É mais comum em mulheres do em homens, e sobretudo quando estas têm mais do que um filho. Durante a própria gravidez e nos meses seguintes ao parto, a grávida pode sofrer ligeiras perdas de urina, devido às alterações hormonais características da gravidez, levando a uma laxidão ligamentar e a que a musculatura do pavimento pélvico esteja mais relaxada. Com o envelhecimento, devido à diminuição de massa muscular e fortalecimento da mesma, os músculos acabam por ficar atrofiados, e perdem alguma capacidade de contração, permitindo assim que haja fugas urinárias.

Para reverter o processo de incontinência urinário é aconselhada a realização de exercícios para o pavimento pélvico. O pavimento pélvico é um conjunto de fibras musculares que suportam os órgãos pélvicos, ou seja, a bexiga, a uretra e, no caso das mulheres, também o útero. Se não for exercitado há o comprometimento do desempenho desses órgãos.

Atualmente recomenda-se a realização de exercícios de Kegel para fortalecer este músculo. Exercícios de Kegel consistem em estar sentado ou deitado com as pernas fletidas e pés apoiados no chão e sentir um aperto e levantamento da zona à volta da vagina e ânus, como se quiséssemos evitar a perda de gases e urina simultaneamente. Para percecionar onde se localiza o pavimento pélvico e o tipo de contração que deve ser realizada, os especialistas da área de saúde recomendam urinar de forma intermitente, contraindo e relaxando a uretra. Deve executá-los durante um período mínimo de 3 meses, 3 séries de 8-12 contrações rápidas (2 segundos) ou mantidas (3-5-10 segundos), 2 vezes por semana, para que haja melhorias no fortalecimento do pavimento pélvico.

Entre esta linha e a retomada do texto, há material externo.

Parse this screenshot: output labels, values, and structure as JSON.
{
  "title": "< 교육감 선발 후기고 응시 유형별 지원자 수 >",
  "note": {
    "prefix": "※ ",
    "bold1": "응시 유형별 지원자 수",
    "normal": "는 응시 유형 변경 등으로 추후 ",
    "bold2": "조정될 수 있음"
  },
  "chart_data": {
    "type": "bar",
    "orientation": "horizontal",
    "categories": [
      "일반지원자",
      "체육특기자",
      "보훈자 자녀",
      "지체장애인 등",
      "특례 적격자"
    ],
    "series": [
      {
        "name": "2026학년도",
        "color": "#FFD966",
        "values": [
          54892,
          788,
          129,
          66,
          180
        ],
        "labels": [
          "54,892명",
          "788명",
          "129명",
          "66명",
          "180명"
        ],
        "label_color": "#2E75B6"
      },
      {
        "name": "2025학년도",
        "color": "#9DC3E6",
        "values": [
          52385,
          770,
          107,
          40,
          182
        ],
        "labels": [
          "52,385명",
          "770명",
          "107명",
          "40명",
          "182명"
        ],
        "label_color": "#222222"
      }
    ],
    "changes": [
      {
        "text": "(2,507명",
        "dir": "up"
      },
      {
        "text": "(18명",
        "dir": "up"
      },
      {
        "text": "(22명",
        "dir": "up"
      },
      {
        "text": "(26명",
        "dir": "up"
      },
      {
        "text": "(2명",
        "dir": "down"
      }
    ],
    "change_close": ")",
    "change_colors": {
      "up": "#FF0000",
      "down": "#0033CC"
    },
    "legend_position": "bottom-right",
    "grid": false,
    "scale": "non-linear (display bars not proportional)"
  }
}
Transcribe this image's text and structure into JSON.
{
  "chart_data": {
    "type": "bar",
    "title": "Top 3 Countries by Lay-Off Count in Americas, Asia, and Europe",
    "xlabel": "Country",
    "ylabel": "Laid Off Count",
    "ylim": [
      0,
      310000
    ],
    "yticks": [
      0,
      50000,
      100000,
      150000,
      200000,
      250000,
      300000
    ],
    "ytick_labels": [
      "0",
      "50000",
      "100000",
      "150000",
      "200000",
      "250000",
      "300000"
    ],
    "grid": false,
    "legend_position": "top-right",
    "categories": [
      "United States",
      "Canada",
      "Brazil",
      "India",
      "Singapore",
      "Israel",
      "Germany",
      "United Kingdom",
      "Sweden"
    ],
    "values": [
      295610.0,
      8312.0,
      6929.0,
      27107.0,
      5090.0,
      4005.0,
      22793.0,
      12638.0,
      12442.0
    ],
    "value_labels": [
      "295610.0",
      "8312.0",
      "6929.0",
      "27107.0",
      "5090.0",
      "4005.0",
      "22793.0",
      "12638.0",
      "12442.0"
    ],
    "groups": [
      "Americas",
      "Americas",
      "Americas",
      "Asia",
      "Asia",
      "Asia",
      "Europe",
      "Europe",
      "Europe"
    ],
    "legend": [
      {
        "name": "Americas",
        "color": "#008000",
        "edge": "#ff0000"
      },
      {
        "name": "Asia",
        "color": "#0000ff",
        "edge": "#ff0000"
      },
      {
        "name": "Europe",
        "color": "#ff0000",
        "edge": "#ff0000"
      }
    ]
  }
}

Estudos feitos recentemente têm demonstrado bons resultados quanto à diminuição da incontinência urinária em indivíduos que começaram a fazer Pilates, mas que contraíam em cada movimento o pavimento pélvico. Exercícios como a/o:

  • Ponte de ombros: deitar de barriga para cima apoiando os pés no chão, contrair o glúteo e elevar a bacia, até ao ponto em que o tronco e a bacia se encontram alinhados. Voltar à posição inicial, tocando a vértebra no chão até a bacia estar completamente assente.
  • Ponte de ombros modificada: Realizar o mesmo movimento que o anterior, utilizando uma bola insuflável entre as pernas. Apertando a bola quando a bacia sobe e quando desce.
  • Hell slides: deitar de barriga para cima, apoiando os pés e mãos no chão. Realizar extensão de uma perna, rastejando o calcanhar sobre o chão. Voltar à posição inicial fletindo a perna.
  • Hundred: deitar de barriga para cima, elevando as pernas a 90º. Manter os braços estendidos próximos do corpo, afastá-los do chão e fazer pequenos movimentos de cima para baixo com os braços, como se os braços fossem um leque.

Estes são alguns dos exemplos que podem contribuir para diminuir a incontinência urinária, se forem realizadas 2-3 séries de 5 a 8 repetições, pelo menos 2 vezes por semana.

Em caso de incontinência urinária, evite desportos de alto impacto e exercícios que aumentem a pressão intra-abdominal.

Se porventura vir que não tem resultados, consulte um médico e siga as suas indicações.